En marge d’un événement à Nanisana, hier, la ministre Lalatiana Rakotondrazafy Andriantongarivo, porte-parole du gouvernement, a réitéré de vive voix la posture affirmée par le communiqué publié, jeudi. Inscrit à la dernière minute à l’ordre du jour de l’Assemblée nationale, le texte de l’élu d’Ampanihy a aisément obtenu l’assentiment de la majorité des députés. Le Sénat, pour sa part, a décidé de convier l’ensemble du SAC dans les débats.

« Lorsque la proposition de loi a été transmise au Sénat, nous avons décidé de convier tous les acteurs concernés par le sujet, et de les écouter. Nous avons pris conscience qu’une discussion plus poussée, un processus d’analyse plus approfondi est nécessaire », déclare Rivo Rakotovao, président de la Chambre haute, expliquant les raisons de l’ajournement. À l’entendre, le temps est, également, un paramètre qui a pesé dans la décision de l’Institution d’Anosy.

Partie remise

La session a été clôturée, hier. La proposition de loi de député Idealson n’a été transférée au Sénat qu’hier matin. « Nous n’avions plus assez de temps pour en débattre correctement, ni même l’inscrire à l’ordre du jour. Il fallait qu’on se donne plus de temps. L’Institution n’est pas une boîte aux lettres », soutient Rivo Rakotovao.

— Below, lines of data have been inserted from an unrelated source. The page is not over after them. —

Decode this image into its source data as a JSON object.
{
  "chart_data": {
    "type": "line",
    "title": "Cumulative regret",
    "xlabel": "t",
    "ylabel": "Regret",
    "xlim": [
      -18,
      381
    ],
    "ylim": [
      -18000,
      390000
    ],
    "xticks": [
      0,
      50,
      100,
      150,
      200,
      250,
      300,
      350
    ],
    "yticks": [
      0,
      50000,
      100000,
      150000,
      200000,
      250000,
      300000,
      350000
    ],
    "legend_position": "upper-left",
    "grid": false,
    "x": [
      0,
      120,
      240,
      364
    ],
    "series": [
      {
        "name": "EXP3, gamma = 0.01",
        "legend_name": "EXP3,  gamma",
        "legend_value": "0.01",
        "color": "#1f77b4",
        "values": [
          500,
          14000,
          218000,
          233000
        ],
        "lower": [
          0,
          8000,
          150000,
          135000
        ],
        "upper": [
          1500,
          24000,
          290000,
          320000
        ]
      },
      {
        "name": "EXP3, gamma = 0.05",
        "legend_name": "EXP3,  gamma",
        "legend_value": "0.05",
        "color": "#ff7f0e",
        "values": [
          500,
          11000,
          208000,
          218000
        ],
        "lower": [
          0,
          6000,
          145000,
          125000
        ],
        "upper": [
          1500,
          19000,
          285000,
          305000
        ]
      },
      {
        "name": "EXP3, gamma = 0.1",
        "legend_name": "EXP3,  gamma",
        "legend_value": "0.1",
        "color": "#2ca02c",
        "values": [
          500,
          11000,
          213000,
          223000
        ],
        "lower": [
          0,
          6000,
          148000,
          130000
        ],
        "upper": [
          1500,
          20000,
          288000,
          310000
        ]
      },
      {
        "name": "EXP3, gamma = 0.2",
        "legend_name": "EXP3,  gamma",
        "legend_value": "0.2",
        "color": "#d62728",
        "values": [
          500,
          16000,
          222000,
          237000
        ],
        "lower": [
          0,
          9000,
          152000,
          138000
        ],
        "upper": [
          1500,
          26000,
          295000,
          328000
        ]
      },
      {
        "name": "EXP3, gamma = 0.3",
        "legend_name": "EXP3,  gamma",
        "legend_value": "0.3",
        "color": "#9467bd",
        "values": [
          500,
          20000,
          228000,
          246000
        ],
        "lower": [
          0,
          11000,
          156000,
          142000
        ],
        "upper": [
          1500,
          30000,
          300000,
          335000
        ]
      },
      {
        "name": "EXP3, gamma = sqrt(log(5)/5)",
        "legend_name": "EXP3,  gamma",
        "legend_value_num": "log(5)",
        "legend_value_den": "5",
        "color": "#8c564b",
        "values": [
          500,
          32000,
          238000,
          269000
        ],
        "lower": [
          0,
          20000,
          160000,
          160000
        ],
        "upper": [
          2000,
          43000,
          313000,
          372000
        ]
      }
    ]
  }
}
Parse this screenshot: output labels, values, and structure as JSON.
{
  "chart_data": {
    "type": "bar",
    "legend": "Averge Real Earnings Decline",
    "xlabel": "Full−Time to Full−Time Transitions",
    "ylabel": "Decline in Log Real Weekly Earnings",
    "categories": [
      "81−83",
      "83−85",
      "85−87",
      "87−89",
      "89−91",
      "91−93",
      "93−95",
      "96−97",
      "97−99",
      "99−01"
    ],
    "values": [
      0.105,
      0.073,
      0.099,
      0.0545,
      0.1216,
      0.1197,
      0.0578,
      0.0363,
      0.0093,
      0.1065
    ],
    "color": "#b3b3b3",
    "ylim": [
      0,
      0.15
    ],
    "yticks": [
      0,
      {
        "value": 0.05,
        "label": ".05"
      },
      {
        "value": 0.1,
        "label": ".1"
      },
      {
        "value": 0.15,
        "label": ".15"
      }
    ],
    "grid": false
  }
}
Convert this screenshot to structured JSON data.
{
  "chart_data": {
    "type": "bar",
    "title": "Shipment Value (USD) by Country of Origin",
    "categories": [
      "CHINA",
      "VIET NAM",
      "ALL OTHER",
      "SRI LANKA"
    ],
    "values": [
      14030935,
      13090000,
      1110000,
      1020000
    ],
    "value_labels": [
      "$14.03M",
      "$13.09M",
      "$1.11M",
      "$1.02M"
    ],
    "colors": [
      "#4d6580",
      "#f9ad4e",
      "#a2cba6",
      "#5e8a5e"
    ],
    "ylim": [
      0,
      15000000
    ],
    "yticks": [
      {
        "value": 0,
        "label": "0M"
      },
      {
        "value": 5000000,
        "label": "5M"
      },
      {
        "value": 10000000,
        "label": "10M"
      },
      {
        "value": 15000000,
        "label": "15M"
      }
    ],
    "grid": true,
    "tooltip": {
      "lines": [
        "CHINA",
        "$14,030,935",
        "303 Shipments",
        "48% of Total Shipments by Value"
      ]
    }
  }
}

À s’en tenir aux informations chuchotées par une source au sein du SAC, ce ne sera toutefois que partie remise. L’argument qui aurait fait mouche durant les échanges d’hier, serait, « il n’y a rien de mal à vouloir modifier la loi, mais faisons-le de manière concertée, ensemble. En y impliquant les acteurs de la lutte contre la corruption ». Il est probable, cependant, que les débats soient houleux par rapport aux points à modifier.

La proposition de loi de l’élu d’Ampanihy veut, notamment, « exclure de la compétence du PAC les infractions économiques et financières quelle que soit leur gravité ou leur complexité », et « la suppression de la confiscation avant condamnation ». Deux innovations majeures pourtant prévues dans le texte instituant le PAC. Le député Idealson veut, aussi, réduire la durée du mandat des magistrats du PAC à trois ans et une seule possibilité de renouvellement.

Les acteurs du SAC, pour leur part, seraient plus ouverts à des modifications d’ordre fonctionnel. Comme la facilitation du détachement des magistrats appelés à siéger au sein du PAC. Le manque de magistrats est l’une des principales raisons qui retardent la mise en place des PAC dans les autres chefs lieux de province.

Seul celui d’Antananarivo est opérationnel, jusqu’ici. Au regard de la situation, l’arbitrage du Sénat ne sera pas de trop pour trouver un compromis.